只要保持普通同學的關係,此事再無後續,就讓喻晟央自以為是地保留這個 「秘密」,做那個智障又勇敢的小英雄,祝謠覺得也沒關係。
本來他們兩個就不該有什麼交集的。
在高二上學期平穩運行至期末,祝謠都沒有再和喻晟央產生日常以外的交流,喻晟央對他保留了最大限度的尊重,那就是不聞不問。
但祝謠這邊,其實是真的沒什麼空搭理他。
為了保證每年都能順利地拿到獎學金,祝謠的成績一直不可以掉出年級前五名,因此期末前他還是難免感到時間緊張,會比平時更嚴格要求自己,連寧思洲都不會在這個時候來討嫌。
偏巧在每個年底,在重大考試之前,學校總有聖誕節、元旦、校慶這些在祝謠看來無比浪費時間的節日和活動。
教室不是他一個人的,玫瑰色的高中生活是屬於大多數人的,祝謠覺得困擾和麻煩也沒有辦法,最大的消極反抗就是無視班裡日漸聚集的躁動。
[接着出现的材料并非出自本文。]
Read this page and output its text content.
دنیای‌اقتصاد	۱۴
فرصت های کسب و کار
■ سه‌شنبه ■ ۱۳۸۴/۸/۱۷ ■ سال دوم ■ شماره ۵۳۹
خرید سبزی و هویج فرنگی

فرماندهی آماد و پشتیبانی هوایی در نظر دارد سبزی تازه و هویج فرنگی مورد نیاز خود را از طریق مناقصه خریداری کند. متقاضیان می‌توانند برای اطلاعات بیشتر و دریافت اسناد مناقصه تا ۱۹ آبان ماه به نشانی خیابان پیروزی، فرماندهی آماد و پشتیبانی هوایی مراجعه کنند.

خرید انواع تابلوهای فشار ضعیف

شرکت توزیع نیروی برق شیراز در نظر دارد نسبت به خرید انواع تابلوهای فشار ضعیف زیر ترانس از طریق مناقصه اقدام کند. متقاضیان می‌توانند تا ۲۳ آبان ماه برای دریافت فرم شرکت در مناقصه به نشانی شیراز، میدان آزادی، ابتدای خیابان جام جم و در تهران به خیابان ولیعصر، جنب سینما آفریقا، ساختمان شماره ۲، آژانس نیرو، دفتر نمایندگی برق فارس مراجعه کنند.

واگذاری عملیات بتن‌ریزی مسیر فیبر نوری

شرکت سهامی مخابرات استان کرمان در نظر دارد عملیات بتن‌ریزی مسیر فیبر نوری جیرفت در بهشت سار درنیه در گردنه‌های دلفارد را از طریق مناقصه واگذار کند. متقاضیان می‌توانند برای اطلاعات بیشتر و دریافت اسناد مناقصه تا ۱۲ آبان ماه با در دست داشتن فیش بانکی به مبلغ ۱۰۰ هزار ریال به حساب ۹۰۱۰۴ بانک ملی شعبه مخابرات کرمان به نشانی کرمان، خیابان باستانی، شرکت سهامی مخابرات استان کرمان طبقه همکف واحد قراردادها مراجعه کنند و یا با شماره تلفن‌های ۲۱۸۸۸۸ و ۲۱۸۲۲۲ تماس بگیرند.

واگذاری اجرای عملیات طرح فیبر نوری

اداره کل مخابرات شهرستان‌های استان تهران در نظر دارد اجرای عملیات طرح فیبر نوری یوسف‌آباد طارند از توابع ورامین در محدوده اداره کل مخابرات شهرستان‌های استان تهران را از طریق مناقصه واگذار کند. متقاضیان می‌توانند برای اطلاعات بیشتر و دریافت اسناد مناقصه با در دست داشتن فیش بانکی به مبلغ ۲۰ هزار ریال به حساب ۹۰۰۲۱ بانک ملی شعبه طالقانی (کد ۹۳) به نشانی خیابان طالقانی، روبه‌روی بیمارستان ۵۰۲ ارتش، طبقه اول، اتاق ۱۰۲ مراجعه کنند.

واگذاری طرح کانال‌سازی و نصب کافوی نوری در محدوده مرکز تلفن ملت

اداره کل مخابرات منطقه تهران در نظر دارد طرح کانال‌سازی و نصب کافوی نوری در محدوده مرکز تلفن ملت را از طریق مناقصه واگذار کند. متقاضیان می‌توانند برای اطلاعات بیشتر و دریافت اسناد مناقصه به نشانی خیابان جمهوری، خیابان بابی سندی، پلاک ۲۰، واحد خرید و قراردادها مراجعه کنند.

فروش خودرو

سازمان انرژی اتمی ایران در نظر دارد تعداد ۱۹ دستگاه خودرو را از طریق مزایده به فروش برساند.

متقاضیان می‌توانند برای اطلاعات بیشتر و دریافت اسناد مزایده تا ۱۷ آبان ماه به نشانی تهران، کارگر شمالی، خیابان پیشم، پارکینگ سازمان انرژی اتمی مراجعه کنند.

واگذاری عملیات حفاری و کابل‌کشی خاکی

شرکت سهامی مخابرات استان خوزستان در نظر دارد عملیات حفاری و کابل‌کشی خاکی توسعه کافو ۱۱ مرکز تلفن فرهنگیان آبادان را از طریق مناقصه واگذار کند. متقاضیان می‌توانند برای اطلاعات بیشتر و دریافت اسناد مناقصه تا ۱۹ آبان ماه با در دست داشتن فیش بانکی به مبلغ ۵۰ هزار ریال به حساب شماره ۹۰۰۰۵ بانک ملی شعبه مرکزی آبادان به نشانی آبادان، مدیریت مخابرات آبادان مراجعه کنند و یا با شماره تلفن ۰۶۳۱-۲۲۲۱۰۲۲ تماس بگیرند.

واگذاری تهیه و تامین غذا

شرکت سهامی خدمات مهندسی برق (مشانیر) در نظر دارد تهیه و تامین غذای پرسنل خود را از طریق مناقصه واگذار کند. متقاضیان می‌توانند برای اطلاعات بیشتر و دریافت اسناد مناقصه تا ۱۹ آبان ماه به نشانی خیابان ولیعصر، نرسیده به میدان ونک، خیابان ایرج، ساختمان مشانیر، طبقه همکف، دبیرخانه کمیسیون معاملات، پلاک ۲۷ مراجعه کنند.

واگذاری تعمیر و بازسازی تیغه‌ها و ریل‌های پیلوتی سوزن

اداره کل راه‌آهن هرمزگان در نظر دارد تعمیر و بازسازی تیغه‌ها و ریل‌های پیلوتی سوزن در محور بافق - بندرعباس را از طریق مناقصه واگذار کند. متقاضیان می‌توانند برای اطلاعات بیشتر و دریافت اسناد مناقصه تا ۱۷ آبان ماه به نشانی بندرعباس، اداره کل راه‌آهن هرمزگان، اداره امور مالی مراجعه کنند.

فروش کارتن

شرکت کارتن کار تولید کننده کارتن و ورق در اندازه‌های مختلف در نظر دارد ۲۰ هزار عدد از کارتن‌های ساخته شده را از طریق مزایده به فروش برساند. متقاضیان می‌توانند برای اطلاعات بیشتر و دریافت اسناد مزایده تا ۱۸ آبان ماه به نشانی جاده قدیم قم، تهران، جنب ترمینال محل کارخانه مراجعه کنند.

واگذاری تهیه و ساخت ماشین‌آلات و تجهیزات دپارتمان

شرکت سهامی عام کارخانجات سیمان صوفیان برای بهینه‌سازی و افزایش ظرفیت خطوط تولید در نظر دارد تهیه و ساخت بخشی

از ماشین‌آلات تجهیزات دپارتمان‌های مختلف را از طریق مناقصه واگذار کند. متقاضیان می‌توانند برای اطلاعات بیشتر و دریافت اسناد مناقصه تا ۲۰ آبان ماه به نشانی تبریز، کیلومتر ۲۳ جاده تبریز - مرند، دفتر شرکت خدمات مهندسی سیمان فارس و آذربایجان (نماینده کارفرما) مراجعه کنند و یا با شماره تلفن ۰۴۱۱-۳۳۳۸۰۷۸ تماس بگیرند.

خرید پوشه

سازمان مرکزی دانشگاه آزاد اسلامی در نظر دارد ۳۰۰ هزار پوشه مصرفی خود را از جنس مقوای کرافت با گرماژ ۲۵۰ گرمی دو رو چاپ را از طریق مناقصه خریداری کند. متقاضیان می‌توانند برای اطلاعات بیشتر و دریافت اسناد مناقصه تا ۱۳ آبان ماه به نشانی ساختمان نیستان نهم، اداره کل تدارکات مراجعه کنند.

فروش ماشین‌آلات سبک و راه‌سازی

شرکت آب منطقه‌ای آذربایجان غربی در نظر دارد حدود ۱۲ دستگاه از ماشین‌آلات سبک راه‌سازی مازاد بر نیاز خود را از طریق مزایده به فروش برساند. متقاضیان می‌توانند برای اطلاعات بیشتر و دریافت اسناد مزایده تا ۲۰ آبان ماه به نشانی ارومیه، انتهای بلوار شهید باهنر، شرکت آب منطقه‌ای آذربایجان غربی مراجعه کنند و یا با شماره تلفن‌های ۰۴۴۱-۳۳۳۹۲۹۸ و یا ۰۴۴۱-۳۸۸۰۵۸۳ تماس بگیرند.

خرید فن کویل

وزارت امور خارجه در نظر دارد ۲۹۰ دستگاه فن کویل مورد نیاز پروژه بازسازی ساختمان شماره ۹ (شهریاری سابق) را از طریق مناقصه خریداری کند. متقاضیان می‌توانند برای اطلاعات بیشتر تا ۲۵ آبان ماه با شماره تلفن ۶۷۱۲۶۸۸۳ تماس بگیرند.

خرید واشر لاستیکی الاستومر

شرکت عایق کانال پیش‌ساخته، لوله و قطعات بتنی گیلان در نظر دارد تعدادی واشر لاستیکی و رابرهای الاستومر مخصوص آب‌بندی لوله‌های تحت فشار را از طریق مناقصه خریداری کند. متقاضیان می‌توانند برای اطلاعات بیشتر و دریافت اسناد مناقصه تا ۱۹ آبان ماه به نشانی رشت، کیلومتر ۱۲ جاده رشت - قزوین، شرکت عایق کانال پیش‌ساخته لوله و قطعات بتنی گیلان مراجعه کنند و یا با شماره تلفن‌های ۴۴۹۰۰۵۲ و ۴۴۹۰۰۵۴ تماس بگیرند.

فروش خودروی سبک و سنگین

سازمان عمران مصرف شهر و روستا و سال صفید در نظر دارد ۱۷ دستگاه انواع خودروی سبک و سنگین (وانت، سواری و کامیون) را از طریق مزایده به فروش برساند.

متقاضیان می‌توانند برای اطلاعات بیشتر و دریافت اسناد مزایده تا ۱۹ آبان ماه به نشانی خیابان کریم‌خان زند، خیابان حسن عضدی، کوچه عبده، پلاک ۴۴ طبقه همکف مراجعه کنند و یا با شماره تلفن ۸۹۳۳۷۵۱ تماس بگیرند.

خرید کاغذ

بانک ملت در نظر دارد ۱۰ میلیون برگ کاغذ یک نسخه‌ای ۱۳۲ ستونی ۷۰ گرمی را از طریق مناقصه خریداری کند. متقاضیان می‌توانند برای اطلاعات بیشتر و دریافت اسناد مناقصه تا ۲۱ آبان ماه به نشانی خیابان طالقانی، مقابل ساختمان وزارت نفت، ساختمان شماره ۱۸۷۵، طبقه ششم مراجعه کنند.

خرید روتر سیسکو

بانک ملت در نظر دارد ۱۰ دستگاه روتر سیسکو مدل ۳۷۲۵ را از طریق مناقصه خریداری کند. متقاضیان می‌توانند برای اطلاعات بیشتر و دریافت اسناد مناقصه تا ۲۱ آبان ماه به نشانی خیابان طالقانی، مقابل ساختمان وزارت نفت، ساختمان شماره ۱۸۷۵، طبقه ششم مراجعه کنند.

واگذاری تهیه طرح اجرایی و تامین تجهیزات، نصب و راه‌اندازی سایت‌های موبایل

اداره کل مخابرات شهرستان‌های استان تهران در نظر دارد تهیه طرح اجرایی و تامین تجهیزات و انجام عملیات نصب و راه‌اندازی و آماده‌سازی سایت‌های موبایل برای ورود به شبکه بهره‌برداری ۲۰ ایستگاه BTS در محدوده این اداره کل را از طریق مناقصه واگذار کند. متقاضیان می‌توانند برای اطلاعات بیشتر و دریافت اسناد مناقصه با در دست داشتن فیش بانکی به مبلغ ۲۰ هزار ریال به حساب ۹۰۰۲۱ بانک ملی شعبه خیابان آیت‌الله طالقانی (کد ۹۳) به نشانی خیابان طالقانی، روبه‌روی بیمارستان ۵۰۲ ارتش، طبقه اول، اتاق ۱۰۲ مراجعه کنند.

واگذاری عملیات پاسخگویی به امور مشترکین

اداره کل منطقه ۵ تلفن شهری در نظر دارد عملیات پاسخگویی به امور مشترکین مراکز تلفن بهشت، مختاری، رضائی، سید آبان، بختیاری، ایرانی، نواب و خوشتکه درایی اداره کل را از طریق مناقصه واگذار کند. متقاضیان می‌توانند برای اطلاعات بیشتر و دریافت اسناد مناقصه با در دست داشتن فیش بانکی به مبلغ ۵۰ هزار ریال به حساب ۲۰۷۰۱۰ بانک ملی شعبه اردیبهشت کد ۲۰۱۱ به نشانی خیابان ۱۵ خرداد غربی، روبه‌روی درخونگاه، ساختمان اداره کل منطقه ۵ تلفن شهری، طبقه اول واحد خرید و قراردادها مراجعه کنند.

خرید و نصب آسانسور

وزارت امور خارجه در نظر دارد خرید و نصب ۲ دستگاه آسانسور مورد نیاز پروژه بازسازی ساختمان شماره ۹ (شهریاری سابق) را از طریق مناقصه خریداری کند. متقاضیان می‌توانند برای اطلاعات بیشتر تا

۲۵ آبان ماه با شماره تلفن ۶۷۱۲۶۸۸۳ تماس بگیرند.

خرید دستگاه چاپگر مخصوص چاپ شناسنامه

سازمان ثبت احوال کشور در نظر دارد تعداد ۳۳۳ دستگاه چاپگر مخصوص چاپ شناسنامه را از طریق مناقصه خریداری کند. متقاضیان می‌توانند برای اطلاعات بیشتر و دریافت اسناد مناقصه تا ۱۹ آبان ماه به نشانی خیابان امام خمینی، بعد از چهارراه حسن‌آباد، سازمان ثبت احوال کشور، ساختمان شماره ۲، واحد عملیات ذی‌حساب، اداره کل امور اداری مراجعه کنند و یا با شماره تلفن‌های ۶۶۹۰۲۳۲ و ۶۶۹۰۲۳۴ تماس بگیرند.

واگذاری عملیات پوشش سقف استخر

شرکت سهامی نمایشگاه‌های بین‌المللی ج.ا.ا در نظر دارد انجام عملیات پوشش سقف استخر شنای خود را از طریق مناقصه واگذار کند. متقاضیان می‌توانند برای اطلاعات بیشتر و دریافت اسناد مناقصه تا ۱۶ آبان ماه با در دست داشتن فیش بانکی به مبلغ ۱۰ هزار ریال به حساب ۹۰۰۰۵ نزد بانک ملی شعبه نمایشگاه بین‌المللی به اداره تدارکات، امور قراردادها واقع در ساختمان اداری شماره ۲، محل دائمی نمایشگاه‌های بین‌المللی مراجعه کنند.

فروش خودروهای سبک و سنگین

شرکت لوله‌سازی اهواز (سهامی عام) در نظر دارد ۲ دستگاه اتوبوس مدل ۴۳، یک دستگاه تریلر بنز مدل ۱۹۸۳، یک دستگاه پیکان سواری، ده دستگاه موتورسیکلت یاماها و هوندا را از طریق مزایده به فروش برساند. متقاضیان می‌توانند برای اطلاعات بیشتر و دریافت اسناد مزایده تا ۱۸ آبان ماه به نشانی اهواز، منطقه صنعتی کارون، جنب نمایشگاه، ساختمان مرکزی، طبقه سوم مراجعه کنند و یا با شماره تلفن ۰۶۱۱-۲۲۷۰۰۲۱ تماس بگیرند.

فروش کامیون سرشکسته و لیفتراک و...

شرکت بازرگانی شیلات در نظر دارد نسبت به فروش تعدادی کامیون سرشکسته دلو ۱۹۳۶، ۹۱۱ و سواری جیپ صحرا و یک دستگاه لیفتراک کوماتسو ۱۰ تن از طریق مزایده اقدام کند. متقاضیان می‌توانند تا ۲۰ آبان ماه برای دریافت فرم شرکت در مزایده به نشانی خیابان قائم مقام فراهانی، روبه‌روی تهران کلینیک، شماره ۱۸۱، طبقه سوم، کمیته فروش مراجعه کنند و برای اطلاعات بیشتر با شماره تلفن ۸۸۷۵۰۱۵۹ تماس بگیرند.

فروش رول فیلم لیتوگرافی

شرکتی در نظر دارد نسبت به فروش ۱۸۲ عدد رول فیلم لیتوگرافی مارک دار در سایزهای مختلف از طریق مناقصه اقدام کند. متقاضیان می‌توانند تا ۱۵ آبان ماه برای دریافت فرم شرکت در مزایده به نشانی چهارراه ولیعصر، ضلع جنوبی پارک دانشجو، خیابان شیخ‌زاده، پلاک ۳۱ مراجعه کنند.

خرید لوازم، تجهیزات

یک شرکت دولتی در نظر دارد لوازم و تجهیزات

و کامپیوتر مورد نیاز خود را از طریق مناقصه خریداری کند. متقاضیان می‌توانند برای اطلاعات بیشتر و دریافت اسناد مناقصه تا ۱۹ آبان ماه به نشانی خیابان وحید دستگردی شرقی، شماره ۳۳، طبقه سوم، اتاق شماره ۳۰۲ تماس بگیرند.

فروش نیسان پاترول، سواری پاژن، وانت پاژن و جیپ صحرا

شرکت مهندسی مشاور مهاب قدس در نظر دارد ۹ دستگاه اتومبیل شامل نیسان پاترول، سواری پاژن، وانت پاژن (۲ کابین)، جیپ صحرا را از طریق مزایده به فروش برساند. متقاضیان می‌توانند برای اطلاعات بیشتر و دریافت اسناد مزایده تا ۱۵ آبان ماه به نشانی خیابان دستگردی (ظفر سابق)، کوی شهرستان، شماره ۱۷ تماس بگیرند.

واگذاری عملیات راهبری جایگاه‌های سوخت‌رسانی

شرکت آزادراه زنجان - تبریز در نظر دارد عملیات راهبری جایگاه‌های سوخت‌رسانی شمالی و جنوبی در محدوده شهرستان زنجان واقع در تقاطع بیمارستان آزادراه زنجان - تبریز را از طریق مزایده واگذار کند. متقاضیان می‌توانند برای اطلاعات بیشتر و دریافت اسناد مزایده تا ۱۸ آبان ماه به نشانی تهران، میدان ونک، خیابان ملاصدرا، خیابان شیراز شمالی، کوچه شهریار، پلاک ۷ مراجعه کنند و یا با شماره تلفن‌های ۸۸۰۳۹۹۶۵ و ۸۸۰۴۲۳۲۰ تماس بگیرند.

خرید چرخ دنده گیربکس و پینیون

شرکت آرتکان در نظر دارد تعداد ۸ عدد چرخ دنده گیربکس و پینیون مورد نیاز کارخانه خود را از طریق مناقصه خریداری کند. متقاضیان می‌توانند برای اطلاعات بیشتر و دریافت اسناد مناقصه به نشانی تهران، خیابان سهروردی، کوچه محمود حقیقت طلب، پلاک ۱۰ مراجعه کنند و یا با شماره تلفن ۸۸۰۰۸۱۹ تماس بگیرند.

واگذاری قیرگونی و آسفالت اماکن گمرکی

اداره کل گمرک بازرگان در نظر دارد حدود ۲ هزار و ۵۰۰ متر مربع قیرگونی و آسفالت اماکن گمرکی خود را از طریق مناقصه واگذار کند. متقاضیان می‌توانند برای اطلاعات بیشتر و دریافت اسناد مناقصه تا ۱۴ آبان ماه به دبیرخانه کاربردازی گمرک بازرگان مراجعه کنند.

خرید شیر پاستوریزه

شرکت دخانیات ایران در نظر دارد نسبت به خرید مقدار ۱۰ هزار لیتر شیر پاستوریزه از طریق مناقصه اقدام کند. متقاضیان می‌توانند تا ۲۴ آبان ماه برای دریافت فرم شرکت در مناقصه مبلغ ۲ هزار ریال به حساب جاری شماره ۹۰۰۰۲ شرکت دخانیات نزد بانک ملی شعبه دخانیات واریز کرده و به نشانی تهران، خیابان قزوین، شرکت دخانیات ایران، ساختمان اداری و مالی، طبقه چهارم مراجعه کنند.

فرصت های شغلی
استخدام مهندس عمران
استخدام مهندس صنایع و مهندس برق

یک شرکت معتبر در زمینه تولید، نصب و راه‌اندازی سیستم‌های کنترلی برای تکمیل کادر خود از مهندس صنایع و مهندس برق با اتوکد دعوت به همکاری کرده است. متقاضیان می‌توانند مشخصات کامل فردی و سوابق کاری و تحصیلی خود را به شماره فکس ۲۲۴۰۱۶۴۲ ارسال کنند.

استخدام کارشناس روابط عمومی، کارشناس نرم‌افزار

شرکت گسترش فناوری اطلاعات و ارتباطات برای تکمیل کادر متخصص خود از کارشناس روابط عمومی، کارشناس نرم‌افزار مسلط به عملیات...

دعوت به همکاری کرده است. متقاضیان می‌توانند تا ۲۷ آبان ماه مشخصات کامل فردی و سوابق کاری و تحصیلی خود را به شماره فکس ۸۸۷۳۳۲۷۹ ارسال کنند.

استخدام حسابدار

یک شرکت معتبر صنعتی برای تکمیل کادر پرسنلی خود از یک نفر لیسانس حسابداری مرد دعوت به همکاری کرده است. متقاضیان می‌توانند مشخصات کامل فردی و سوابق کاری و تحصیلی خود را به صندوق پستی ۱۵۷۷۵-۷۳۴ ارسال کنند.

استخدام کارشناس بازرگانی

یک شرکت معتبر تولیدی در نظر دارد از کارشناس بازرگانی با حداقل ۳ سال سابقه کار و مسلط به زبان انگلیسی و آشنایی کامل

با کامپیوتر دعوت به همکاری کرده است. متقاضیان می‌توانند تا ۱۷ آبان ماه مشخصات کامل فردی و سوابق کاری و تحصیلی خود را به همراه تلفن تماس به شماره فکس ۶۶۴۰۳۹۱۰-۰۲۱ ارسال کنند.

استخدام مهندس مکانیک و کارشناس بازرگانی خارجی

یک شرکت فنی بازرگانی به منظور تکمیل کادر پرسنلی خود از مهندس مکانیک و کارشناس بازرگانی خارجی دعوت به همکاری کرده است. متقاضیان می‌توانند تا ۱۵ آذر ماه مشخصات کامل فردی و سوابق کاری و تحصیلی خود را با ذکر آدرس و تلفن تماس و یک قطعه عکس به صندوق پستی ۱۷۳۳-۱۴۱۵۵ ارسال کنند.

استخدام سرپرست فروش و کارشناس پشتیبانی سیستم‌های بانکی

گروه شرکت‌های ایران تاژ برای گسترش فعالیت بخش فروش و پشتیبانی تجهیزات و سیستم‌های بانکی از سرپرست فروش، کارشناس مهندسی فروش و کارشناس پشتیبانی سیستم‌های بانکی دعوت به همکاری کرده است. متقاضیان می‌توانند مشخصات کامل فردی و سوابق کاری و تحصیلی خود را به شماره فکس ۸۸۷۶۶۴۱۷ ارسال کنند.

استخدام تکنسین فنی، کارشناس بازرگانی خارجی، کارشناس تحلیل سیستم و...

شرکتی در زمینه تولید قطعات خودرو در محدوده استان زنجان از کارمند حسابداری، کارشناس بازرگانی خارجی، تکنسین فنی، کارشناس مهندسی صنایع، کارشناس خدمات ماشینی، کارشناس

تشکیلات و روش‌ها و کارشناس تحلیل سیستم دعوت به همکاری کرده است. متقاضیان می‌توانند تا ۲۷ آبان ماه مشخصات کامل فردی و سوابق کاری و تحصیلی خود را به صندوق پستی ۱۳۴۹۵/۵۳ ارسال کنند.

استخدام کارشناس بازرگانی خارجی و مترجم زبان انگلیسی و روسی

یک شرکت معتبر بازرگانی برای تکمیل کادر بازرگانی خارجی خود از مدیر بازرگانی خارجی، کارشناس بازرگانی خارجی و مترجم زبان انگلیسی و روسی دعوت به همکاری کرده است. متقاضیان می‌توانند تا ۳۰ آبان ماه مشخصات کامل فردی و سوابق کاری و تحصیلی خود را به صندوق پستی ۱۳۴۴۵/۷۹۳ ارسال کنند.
不過人類的悲歡並不相通,對於喻晟央、寧思洲、彭聿這一幫人來說,這些仿佛讓祝謠覺得頭疼的東西才是他們來上學的唯一樂趣。
只要不學習,他們的生活就能無比精彩。
那天寧思洲難得聽了一節課,覺得 「野花不如家花香」 真真誠不我欺,遊戲在學習面前仿佛都不好玩了,人就是該醉一杯知識的酒。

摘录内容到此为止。